ZFIN ID: ZDB-PUB-170311-7
An HPLC-CAD/Fluorescence Lipidomics Platform Using Fluorescent Fatty Acids as Metabolic Tracers
Quinlivan, V.H., Wilson, M.H., Ruzicka, J., Farber, S.A.
Date: 2017
Source: Journal of Lipid Research   58(5): 1008-1020 (Journal)
Registered Authors: Farber, Steven, Quinlivan-Repasi, Vanessa
Keywords: BODIPY, Cholesterol/Metabolism, Diet and dietary lipids, Fatty acid/Metabolism, HPLC, Isotopic tracers, Lipidomics, Lipids/Chemistry, Mass spectrometry, Zebrafish
MeSH Terms:
  • Aerosols
  • Animals
  • Biological Transport
  • Boron Compounds/chemistry
  • Cholesterol, Dietary/metabolism
  • Chromatography, High Pressure Liquid
  • Enterocytes/metabolism
  • Esterification
  • Fatty Acids/chemistry*
  • Fatty Acids/metabolism*
  • Fluorescent Dyes/chemistry*
  • Larva/metabolism
  • Metabolomics/methods*
  • Spectrometry, Fluorescence
  • Zebrafish/embryology
  • Zebrafish/metabolism
PubMed: 28280113 Full text @ J. Lipid Res.

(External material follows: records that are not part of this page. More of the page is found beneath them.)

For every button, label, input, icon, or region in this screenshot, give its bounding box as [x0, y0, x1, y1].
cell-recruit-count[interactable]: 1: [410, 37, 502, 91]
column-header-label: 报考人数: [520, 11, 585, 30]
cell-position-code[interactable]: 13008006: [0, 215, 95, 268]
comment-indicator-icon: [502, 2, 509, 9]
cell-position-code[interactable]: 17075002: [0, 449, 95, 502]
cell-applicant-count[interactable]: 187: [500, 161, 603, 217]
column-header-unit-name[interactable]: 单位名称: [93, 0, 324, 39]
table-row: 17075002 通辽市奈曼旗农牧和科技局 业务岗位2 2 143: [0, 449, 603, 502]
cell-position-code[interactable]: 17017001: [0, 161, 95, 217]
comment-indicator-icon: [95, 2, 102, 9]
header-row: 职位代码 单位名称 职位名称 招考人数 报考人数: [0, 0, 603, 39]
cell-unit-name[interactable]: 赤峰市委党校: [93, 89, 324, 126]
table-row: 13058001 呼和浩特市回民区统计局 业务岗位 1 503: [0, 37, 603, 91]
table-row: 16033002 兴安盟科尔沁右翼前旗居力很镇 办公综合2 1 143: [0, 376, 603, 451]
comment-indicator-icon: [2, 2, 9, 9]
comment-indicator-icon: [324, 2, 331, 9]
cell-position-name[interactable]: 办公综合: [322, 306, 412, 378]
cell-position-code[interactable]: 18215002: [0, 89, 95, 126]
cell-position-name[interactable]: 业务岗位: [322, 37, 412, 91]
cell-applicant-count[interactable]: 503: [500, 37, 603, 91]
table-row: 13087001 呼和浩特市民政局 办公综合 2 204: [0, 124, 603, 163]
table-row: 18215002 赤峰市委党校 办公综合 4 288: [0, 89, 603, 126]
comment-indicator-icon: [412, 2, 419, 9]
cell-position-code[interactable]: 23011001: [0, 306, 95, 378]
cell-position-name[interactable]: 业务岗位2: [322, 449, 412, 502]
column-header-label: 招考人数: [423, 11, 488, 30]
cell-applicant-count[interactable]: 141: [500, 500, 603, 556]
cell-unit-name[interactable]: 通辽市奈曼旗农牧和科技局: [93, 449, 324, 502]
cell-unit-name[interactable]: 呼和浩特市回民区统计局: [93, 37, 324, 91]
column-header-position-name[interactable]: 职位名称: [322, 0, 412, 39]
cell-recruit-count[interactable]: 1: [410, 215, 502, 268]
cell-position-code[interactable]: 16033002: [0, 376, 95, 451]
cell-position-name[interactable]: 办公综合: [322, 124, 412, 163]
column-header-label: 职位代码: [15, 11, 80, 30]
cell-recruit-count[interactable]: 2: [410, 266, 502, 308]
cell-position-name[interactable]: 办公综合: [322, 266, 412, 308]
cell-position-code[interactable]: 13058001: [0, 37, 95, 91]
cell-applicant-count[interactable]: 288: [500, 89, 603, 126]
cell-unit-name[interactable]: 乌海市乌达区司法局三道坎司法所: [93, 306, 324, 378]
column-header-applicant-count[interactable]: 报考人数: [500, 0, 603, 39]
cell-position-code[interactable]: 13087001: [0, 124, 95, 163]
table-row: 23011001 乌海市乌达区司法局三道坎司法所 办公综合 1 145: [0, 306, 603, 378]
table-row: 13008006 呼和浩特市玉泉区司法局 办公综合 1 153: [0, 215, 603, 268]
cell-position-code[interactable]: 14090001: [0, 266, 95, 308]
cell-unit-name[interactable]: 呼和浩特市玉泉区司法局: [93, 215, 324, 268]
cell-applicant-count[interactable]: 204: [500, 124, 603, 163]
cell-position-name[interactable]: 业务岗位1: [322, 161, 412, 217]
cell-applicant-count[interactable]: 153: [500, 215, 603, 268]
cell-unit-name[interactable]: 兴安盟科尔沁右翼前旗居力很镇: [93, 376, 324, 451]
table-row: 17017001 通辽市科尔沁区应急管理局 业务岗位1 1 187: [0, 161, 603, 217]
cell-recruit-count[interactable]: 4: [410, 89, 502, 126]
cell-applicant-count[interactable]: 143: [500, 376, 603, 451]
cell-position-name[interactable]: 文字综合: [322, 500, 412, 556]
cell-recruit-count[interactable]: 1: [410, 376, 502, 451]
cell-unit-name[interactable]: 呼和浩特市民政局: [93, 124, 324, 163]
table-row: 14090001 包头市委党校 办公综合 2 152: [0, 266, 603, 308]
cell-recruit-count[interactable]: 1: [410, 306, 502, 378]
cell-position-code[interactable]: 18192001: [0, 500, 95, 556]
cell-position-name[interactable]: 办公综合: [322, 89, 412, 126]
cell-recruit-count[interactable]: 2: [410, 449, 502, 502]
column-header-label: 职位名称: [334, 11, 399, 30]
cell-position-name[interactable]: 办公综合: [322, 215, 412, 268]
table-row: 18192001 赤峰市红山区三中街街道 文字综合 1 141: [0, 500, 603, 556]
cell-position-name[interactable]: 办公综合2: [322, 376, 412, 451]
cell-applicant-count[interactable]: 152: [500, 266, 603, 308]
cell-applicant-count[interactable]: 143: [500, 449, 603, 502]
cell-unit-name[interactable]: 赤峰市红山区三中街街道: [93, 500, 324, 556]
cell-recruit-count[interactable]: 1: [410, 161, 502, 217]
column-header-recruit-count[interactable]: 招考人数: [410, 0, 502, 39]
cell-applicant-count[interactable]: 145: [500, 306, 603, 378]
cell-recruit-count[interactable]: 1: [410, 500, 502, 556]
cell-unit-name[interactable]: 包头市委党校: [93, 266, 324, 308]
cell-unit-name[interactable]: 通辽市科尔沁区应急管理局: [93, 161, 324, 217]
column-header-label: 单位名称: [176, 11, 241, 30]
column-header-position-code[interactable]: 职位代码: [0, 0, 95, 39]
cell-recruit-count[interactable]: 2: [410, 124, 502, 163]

Fluorescent lipids are important tools for live imaging in cell culture and animal models, yet their metabolism has not been well-characterized. Here we describe a novel combined HPLC and LC-MS/MS method developed to characterize both total lipid profiles and the products of fluorescently labeled lipids. Using this approach, we found that lipids labeled with the fluorescent tags, 4,4-difluoro-5,7-dimethyl-4-bora-3a,4a-diaza-s-indacene (BODIPY FL), 4,4-difluoro-5-(2-thienyl)-4-bora-3a,4a-diaza-s-indacene [BODIPY(558/568)], and dipyrrometheneboron difluoride undecanoic acid (TopFluor) are all metabolized into varying arrays of polar and nonpolar fluorescent lipid products when they are fed to larval zebrafish. Quantitative metabolic labeling experiments performed in this system revealed significant effects of total dietary lipid composition on fluorescent lipid partitioning. We provide evidence that cholesterol metabolism in the intestine is important in determining the metabolic fates of dietary FAs. Using this method, we found that inhibitors of dietary cholesterol absorption and esterification both decreased incorporation of dietary fluorescent FAs into cholesterol esters (CEs), suggesting that CE synthesis in enterocytes is primarily responsive to the availability of dietary cholesterol. These results are the first to comprehensively characterize fluorescent FA metabolism and to demonstrate their utility as metabolic labeling reagents, effectively coupling quantitative biochemistry with live imaging studies.